Background: Long non-coding RNA (LncRNA) is associated with disease progression. It is reported that LINC01087 is highly expressed in cancer and participates in tumorigenesis. However, whether it regulates the development of glioma has not been studied. So, the goal of this research is to determine the role of LINC01087 in gliomas and to provide potential targets for clinical treatment.

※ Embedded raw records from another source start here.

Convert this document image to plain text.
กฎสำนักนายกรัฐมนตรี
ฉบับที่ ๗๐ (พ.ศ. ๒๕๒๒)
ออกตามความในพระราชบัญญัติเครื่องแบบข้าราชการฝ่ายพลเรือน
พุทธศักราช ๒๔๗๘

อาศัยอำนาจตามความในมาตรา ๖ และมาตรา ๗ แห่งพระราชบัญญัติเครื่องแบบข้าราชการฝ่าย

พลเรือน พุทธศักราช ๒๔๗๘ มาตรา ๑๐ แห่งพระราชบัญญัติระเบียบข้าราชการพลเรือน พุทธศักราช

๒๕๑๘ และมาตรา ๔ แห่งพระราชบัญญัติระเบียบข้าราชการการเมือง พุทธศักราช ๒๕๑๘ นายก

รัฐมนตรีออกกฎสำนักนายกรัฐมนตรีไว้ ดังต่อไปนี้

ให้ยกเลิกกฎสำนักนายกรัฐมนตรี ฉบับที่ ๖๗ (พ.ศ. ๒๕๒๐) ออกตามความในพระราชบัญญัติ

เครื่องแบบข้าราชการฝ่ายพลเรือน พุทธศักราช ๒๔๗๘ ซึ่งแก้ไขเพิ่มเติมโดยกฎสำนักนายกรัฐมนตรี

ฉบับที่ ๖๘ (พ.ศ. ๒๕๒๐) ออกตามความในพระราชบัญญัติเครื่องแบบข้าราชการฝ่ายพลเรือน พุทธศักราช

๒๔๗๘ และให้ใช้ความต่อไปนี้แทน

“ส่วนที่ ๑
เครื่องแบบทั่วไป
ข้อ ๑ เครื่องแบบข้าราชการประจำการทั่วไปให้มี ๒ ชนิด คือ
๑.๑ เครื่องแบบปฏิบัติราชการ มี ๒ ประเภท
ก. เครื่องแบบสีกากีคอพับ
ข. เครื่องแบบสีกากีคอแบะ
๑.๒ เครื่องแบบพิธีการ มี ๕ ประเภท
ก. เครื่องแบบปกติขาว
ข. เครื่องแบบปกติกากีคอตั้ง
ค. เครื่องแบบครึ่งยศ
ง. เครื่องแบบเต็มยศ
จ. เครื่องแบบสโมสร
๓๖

Methods: The gene expression was detected by quantitative reverse transcriptase polymerase chain reaction (QRT-PCR) and Western blotting (WB). Cell proliferation was analyzed by CCK8 and colony formation test, and apoptosis was detected by flow cytometry. Luciferase report experiment and RNA Binding Protein Immunoprecipitation confirmed the interaction between LINC01087, miR-384 and Bcl-2. The effect of regulating LINC01087 on the growth of glioma was confirmed in vitro.
Results: The LINC01087 expression was up-regulated in clinical glioma samples (n = 35). Furthermore, LINC01087 silencing can obviously suppress the proliferation of glioma cells and induce apoptosis. Mechanically, we found that LINC01087 was the molecular sponge of miR-384. LINC01087 could inhibit the miR-384 expression and boost the Bcl-2 expression through sponge expression of miR-384. The repair of Bcl-2 effectively saved the proliferation and apoptosis of glioma cells lacking LINC01087.
Conclusion: LINC01087 is highly expressed in glioma and can participate in the growth of glioma through miR-384/Bcl-2 axis. So, it is a potential therapeutic target.